The state of wanting something but feigning disinterest because you want the other party to insist, ask more forcefully/affectionately, etc.

So far, the best word I've found is accismus. Now I'm wondering if it also has an adjective I can use. Unfortunately, dictionaries haven't been of much help. If there is no such word, do you think accismatic can be a welcome addition to English vocabulary?

  • 2
    Accismus is pretty high-register. In colloquial speech you might want to go with something like playing hard to get.
    – user405662
    Commented May 25, 2021 at 8:44
  • What is the context where you want to use this? If you're addressing readers who will be familiar with the terminology of classical rhetoric, they'll probably understand, if you get the word form right (I don't know enough Latin to tell you if -atic is the right suffix to use there). Anyone else is going to be scratching their heads, and you could make up whatever word you wanted, they'll rely on you providing context or a glossary anyway.
    – IMSoP
    Commented May 25, 2021 at 10:55
  • 2
    This has resurfaced, SEZ. Hello. 'Do you think accismatic [could] be a welcome addition to English vocabulary?' I've a pretty reasonable vocabulary (including rhetorical terms), but had to check on accismus. User405662 is using understatement. You could introduce 'accismatic' in clarifying context with scare-quotes as a nonce-word to a suitable audience if you find it useful, but that doesn't convey 'wordness'. A more general acceptance (which accismus has achieved; it's in several respected dictionaries) is required. One person can invent words (eg 'hobbit', 'quidditch'). But rarely. Commented Dec 31, 2022 at 12:22

2 Answers 2


You are looking for a single word. This requires that you give an example sentence that clearly shows how you wish to use it.

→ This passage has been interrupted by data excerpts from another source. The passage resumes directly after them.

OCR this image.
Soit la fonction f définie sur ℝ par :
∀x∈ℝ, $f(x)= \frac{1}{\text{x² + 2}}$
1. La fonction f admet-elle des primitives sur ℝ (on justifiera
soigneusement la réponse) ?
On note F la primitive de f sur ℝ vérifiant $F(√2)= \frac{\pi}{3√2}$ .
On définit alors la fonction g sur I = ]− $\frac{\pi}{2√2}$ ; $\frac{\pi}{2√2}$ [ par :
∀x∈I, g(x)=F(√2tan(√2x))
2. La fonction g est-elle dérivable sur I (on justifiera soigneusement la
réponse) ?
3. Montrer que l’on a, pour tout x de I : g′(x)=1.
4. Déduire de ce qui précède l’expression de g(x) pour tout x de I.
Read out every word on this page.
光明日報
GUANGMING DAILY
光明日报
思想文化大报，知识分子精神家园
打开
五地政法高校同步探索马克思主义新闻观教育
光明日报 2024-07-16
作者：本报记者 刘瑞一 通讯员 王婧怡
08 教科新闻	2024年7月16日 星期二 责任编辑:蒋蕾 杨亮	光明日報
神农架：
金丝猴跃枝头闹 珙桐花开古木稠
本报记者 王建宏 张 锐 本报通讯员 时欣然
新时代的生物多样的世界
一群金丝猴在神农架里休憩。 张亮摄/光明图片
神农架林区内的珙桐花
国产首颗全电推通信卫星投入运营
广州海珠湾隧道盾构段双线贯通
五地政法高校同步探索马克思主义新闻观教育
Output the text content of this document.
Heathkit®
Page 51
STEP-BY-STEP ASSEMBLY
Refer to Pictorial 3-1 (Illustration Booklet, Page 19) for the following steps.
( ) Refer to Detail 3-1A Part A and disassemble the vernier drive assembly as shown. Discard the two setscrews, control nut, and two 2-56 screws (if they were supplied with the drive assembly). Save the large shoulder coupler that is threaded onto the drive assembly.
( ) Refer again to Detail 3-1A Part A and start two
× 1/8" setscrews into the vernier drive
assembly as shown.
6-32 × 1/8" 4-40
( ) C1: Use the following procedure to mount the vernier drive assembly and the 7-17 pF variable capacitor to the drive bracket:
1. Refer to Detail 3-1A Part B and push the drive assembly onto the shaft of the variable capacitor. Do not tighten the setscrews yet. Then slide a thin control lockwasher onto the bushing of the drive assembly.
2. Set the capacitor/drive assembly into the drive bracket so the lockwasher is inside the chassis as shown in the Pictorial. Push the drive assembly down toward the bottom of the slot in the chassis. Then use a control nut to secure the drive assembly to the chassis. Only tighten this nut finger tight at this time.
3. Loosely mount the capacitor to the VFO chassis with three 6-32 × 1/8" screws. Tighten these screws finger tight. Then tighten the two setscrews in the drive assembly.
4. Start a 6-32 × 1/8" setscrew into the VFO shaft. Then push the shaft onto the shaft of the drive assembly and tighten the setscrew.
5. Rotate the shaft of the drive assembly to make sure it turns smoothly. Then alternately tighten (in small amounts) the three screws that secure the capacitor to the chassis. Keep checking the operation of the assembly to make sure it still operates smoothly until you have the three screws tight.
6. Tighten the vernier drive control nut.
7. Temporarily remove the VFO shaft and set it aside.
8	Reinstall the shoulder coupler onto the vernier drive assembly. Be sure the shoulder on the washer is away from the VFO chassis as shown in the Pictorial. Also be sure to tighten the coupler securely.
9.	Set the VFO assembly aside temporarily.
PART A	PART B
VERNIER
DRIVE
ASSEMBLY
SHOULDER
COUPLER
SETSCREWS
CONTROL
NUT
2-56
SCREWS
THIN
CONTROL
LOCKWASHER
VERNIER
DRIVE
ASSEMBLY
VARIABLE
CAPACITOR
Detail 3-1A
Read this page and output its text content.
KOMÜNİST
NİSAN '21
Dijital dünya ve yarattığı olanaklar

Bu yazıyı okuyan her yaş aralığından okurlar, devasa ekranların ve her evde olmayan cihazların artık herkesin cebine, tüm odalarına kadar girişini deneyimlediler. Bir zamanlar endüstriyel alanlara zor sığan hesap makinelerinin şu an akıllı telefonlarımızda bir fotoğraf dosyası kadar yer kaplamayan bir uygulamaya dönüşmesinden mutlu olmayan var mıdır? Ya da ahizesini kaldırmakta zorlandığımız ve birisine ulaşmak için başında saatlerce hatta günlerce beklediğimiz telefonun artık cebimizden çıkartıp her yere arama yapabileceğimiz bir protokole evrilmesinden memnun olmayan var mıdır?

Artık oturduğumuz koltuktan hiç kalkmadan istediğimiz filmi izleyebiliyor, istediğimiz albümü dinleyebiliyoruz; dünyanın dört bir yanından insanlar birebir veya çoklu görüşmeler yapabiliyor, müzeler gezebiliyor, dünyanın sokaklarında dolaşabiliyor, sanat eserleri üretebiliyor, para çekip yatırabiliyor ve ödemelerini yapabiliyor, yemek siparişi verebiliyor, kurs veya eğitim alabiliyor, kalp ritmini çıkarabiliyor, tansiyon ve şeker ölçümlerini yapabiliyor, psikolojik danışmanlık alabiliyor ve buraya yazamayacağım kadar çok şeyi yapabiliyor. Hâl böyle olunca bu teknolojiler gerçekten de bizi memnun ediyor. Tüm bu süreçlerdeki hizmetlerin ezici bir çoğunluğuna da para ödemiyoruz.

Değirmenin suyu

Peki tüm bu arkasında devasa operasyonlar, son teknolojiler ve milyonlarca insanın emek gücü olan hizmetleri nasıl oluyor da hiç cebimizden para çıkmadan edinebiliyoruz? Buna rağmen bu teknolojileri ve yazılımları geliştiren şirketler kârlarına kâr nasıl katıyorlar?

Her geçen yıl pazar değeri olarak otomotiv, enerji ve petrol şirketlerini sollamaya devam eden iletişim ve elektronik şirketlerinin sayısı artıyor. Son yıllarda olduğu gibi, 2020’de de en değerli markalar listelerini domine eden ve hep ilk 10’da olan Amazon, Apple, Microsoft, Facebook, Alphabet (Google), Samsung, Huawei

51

In the meantime, dissimulate -> dissimulated is not exact but it is close:


2.a. To conceal or disguise under a feigned appearance; to dissemble.

1882 R. L. Stevenson New Arabian Nights I. 193 If ever..he described some experience personal to himself, it was so aptly dissimulated as to pass unnoticed with the rest.

As far as the etymology is concerned:

accismus, n. Etymology: < post-classical Latin accismus (1528 in Erasmus) < Hellenistic Greek ἀκκισμός coyness, affectation < ancient Greek ἀκκίζεσθαι to affect indifference, to affect ignorance, dissemble, to affect to be shocked, to be coy


I would say that's appropriate from what I see, and there's no adjective for the term. It was the first thing I thought of. I'm not sure if the term is coined, but I doubt anyone would correct you in conversation.

  • It would help if you offered some evidence, either examples of authors using the word, or at least explaining how comparable words form adjectives, e.g. strabismus gives strabismal or strabismic.